Post Number: 2058
|Posted on Thursday, January 04, 2007 - 1:31 am: || |
The Detroit auto show draws near, and the US auto firms are predicted to keep on hurting badly for the next half decade...
AP story referred by Forbes:
"Auto executives worldwide expect slower North American sales growth and more parts supplier bankruptcies during the next five years, according to a survey taken by the auditing and consulting firm KPMG LLP.
They also see high fuel prices permanently etched in consumers' minds, sending them away from trucks and sport utility vehicles to hybrids and low-cost cars, and that doesn't bode well for Detroit's Big Three, according to the survey being released Thursday."

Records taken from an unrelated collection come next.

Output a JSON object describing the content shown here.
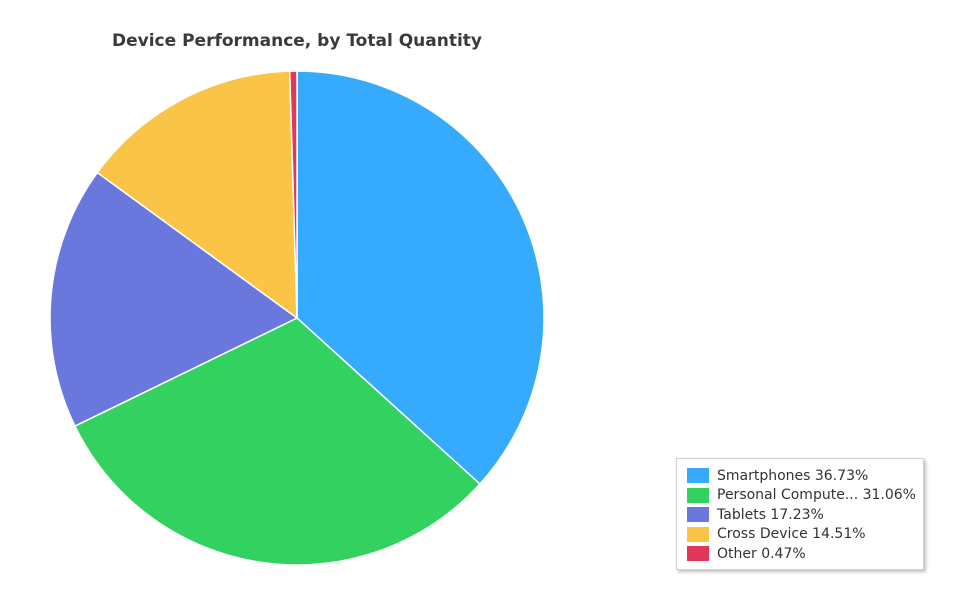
{
  "chart_data": {
    "type": "pie",
    "title": "Device Performance, by Total Quantity",
    "legend_position": "bottom-right",
    "slices": [
      {
        "name": "Smartphones",
        "legend_label": "Smartphones 36.73%",
        "value": 36.73,
        "color": "#36abfd"
      },
      {
        "name": "Personal Compute...",
        "legend_label": "Personal Compute... 31.06%",
        "value": 31.06,
        "color": "#33d15f"
      },
      {
        "name": "Tablets",
        "legend_label": "Tablets 17.23%",
        "value": 17.23,
        "color": "#6a78de"
      },
      {
        "name": "Cross Device",
        "legend_label": "Cross Device 14.51%",
        "value": 14.51,
        "color": "#fac446"
      },
      {
        "name": "Other",
        "legend_label": "Other 0.47%",
        "value": 0.47,
        "color": "#e3375a"
      }
    ]
  }
}
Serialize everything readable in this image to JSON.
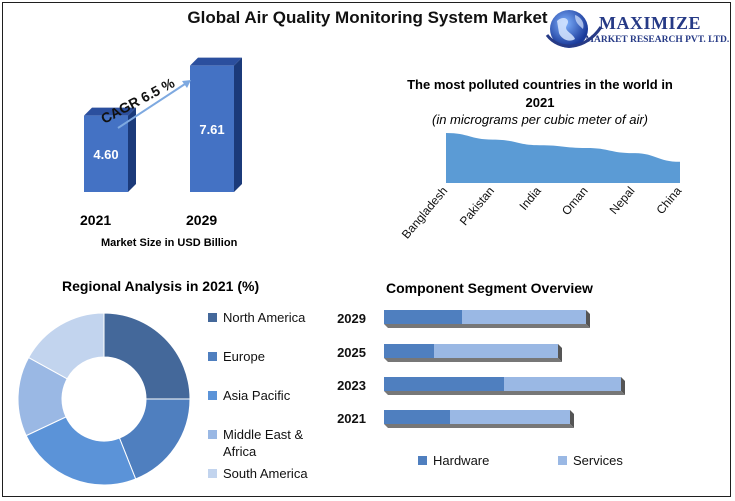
{
  "title": "Global Air Quality Monitoring System Market",
  "logo": {
    "name": "MAXIMIZE",
    "subtitle": "MARKET RESEARCH PVT. LTD."
  },
  "colors": {
    "dark_blue": "#44689a",
    "mid_blue": "#5585c2",
    "bar_blue": "#4472c4",
    "light_blue": "#9ab8e4",
    "pale_blue": "#c2d4ee",
    "area_blue": "#5b9bd5"
  },
  "chart_data": [
    {
      "type": "bar",
      "categories": [
        "2021",
        "2029"
      ],
      "values": [
        4.6,
        7.61
      ],
      "value_labels": [
        "4.60",
        "7.61"
      ],
      "xlabel": "Market Size in USD Billion",
      "annotation": "CAGR 6.5 %"
    },
    {
      "type": "area",
      "title": "The most polluted countries in the world in 2021",
      "subtitle": "(in micrograms per cubic meter of air)",
      "categories": [
        "Bangladesh",
        "Pakistan",
        "India",
        "Oman",
        "Nepal",
        "China"
      ],
      "values": [
        76.9,
        66.8,
        58.1,
        53.9,
        46.0,
        32.6
      ]
    },
    {
      "type": "pie",
      "title": "Regional Analysis in 2021 (%)",
      "labels": [
        "North America",
        "Europe",
        "Asia Pacific",
        "Middle East & Africa",
        "South America"
      ],
      "values": [
        25,
        19,
        24,
        15,
        17
      ]
    },
    {
      "type": "bar",
      "title": "Component Segment Overview",
      "categories": [
        "2029",
        "2025",
        "2023",
        "2021"
      ],
      "series": [
        {
          "name": "Hardware",
          "values": [
            78,
            50,
            120,
            66
          ]
        },
        {
          "name": "Services",
          "values": [
            124,
            124,
            117,
            120
          ]
        }
      ]
    }
  ]
}
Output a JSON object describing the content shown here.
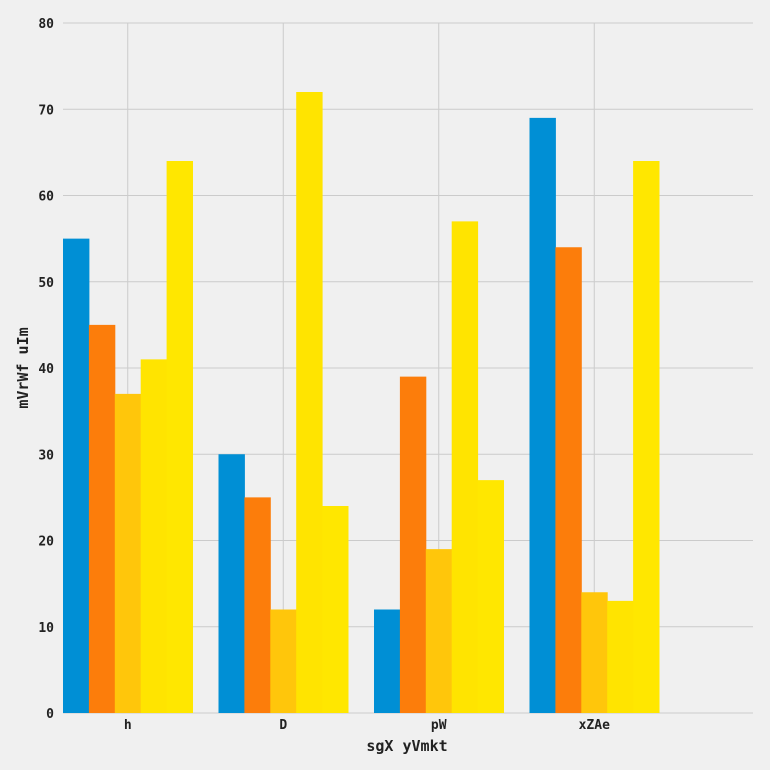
{
  "chart_data": {
    "type": "bar",
    "title": "",
    "xlabel": "sgX yVmkt",
    "ylabel": "mVrWf uIm",
    "categories": [
      "h",
      "D",
      "pW",
      "xZAe"
    ],
    "series": [
      {
        "values": [
          55,
          30,
          12,
          69
        ],
        "color": "#008fd5"
      },
      {
        "values": [
          45,
          25,
          39,
          54
        ],
        "color": "#fc7d0b"
      },
      {
        "values": [
          37,
          12,
          19,
          14
        ],
        "color": "#ffc60b"
      },
      {
        "values": [
          41,
          72,
          57,
          13
        ],
        "color": "#ffe400"
      },
      {
        "values": [
          64,
          24,
          27,
          64
        ],
        "color": "#ffe700"
      }
    ],
    "ylim": [
      0,
      80
    ],
    "yticks": [
      0,
      10,
      20,
      30,
      40,
      50,
      60,
      70,
      80
    ],
    "grid": true,
    "background": "#f0f0f0",
    "grid_color": "#cbcbcb"
  }
}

"Fifty-six percent of the executives predicted more bankruptcies in the next five years as the industry continues to shake out weaker companies, while 31 percent said bankruptcies would remain the same as this year."
"The executives think that Asian brands will continue to grow worldwide during the next five years at the expense of U.S. brands. Seventy-one percent said the market share of the North American brands would decline worldwide during the next five years as demand for cars in developing markets continues to grow.
They also predict that Chinese brands will start to capture a significant share of the worldwide market, and that U.S. brands are not positioned as well to sell vehicles in emerging markets, the survey said."